En d'autres termes, l’Union européenne propose pour la première fois une arme permettant de garantir l’engagement des acteurs économiques et publiques européen vis à vis de la cybersécurité avec de véritables sanctions en cas de non-application des règles en matière de sécurité pour les entreprises privées et le secteur public visé par la directive.

10 millions d’euros d’amendes ou 2 % du chiffre d’affaires annuel mondial de l’entreprise ou de l’administration fautive. 

Ce régime de sanctions administratives devrait (ndr : et doit) s’accompagner de sanctions pénales pour les dirigeants ainsi que d’interdiction temporaire d’un rôle de direction exécutive ou non dans les entreprises ou l’administration concernée par la directive.

Ces sanctions ne doivent pourtant pas être vues comme un risque pour les organisations : c’est bien le risque opérationnel qui doit être au cœur de la préoccupation des entités concernées par la directive. Ce raisonnement n’est pas nouveau pour les entreprises et permettra d’aider à l’amélioration de la résilience de notre tissu économique et nos services publics. 

Une lecture rapide de la directive pourrait faire penser à un simple élargissement du nombre d’entités concernées (qu’elles soient dites essentielles ou importantes) ainsi qu’un relèvement des niveaux des sanctions.

Mais c’est un changement de paradigmes qui se dessine : d’une approche par les risques (laissant les entreprises “autonomes” dans leur choix de cyberprotection) et substituer par par cette nouvelle doctrine réglementaire  par une obligation de sécurité a priori, il incombe désormais à toute entreprise ciblée par la directive de démontrer de respecter un socle minimal de sécurité prévu par la directive.

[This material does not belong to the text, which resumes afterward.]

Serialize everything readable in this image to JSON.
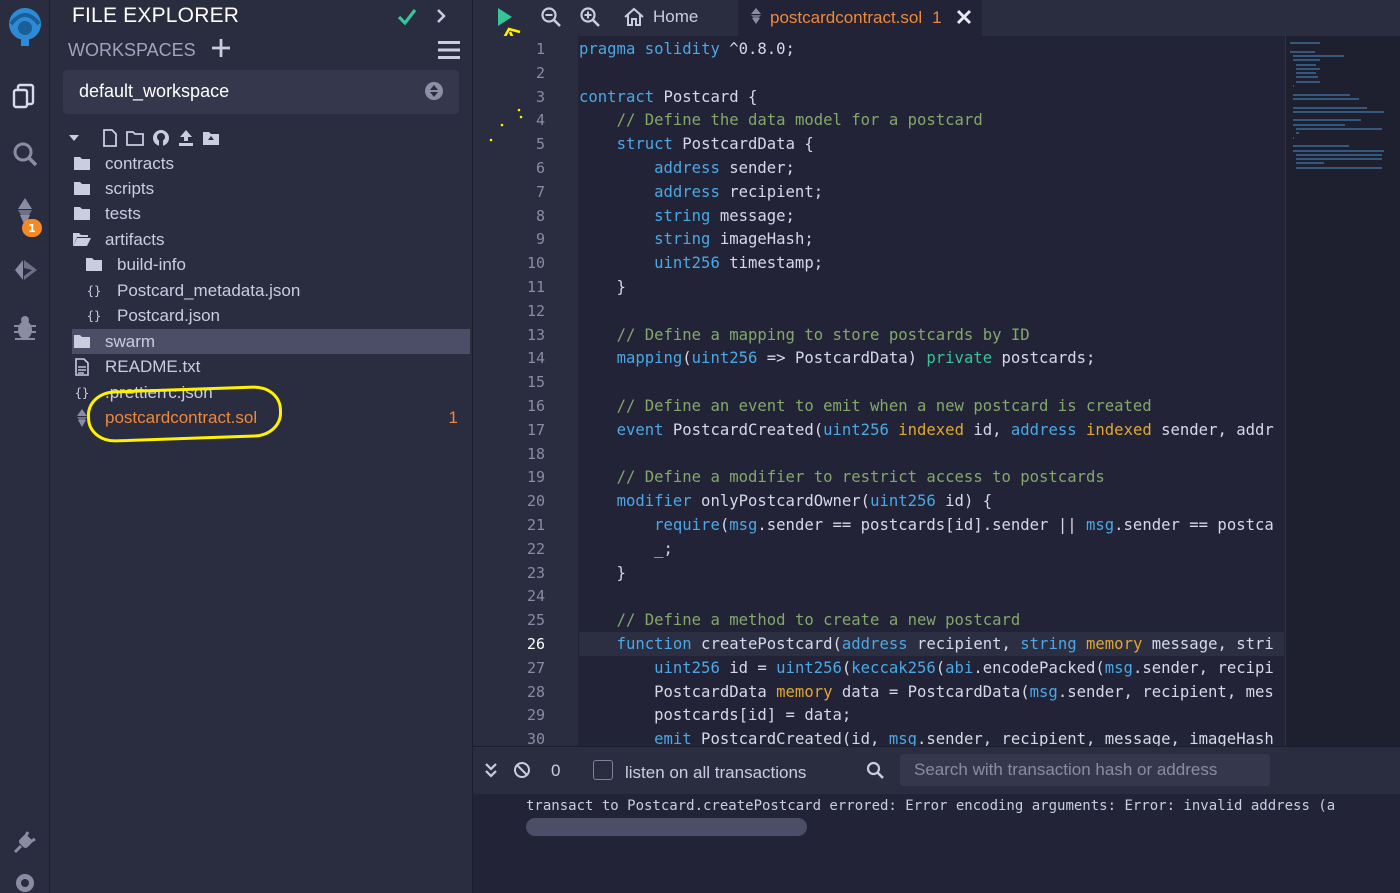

La directive souligne ainsi les lacunes qui persistent actuellement en ce qui concerne la préparation des États membres comme des entreprises et des autres organisations en matière de cybersécurité. Cette même directive précise que ces lacunes seraient comblées, produisant des gains d’efficacité ainsi qu’une réduction des coûts supplémentaires générés par les incidents de cybersécurité.

Pour les entités essentielles et importantes, le relèvement du niveau de préparation à la cybersécurité aboutirait à une atténuation des éventuelles pertes de revenu dues aux perturbations, notamment à l’espionnage industriel, et à la perte de services essentiels pour les citoyens Européen permettant ainsi d’optimiser  les dépenses considérables résultant de l’atténuation ad hoc des menaces. 

Ce relèvement est aussi devenu nécessaire pour protéger les données des citoyens détenues par certaines administrations dans un contexte de cyberguerre.

La directive précise par ailleurs que ces bénéfices l’emportent sur les coûts d’investissement nécessaires afin d’améliorer le niveau de cyber résilience des entreprises concernées. En d’autres termes, les coûts afin d’accroître le niveau de cybersécurité des entités concernées doit être vu comme un véritable investissement et stratégie de résilience de celle-ci dans un contexte de risque et Cyber risque de plus en plus complexe. 

Concernant le nombre d’entreprises concernées par la directive, il ne s’agit pas d’un simple élargissement. Par l’application du principe anglo-saxon d’accountability (ou responsabilité en Français), le texte fait peser sur un opérateur d’une entité essentielle ou importante une obligation renforcée en matière de sous-traitance. En d’autres termes, les obligations en matière de cybersécurité de la directive concernant à titre premier les entités essentielles et les entités importantes s’appliqueront par effet domino à un nombre conséquent d’autres structures qui jusque-là n'étaient pas concernées par les obligations de la directive SRI. 

En conclusion, l’Union européenne pose aujourd’hui les jalons d’une véritable révolution en matière de cybersécurité. Non pas sur le fond - les principes de sécurité demandés aux entreprises et administrations restent similaires à ceux qui existaient avant – mais bien sur la façon dont les organismes européens, tel que l’ANSSI pour la France, deviendront les véritables chefs d’orchestres et clef de voûte d’une cybersécurité européenne renforcée.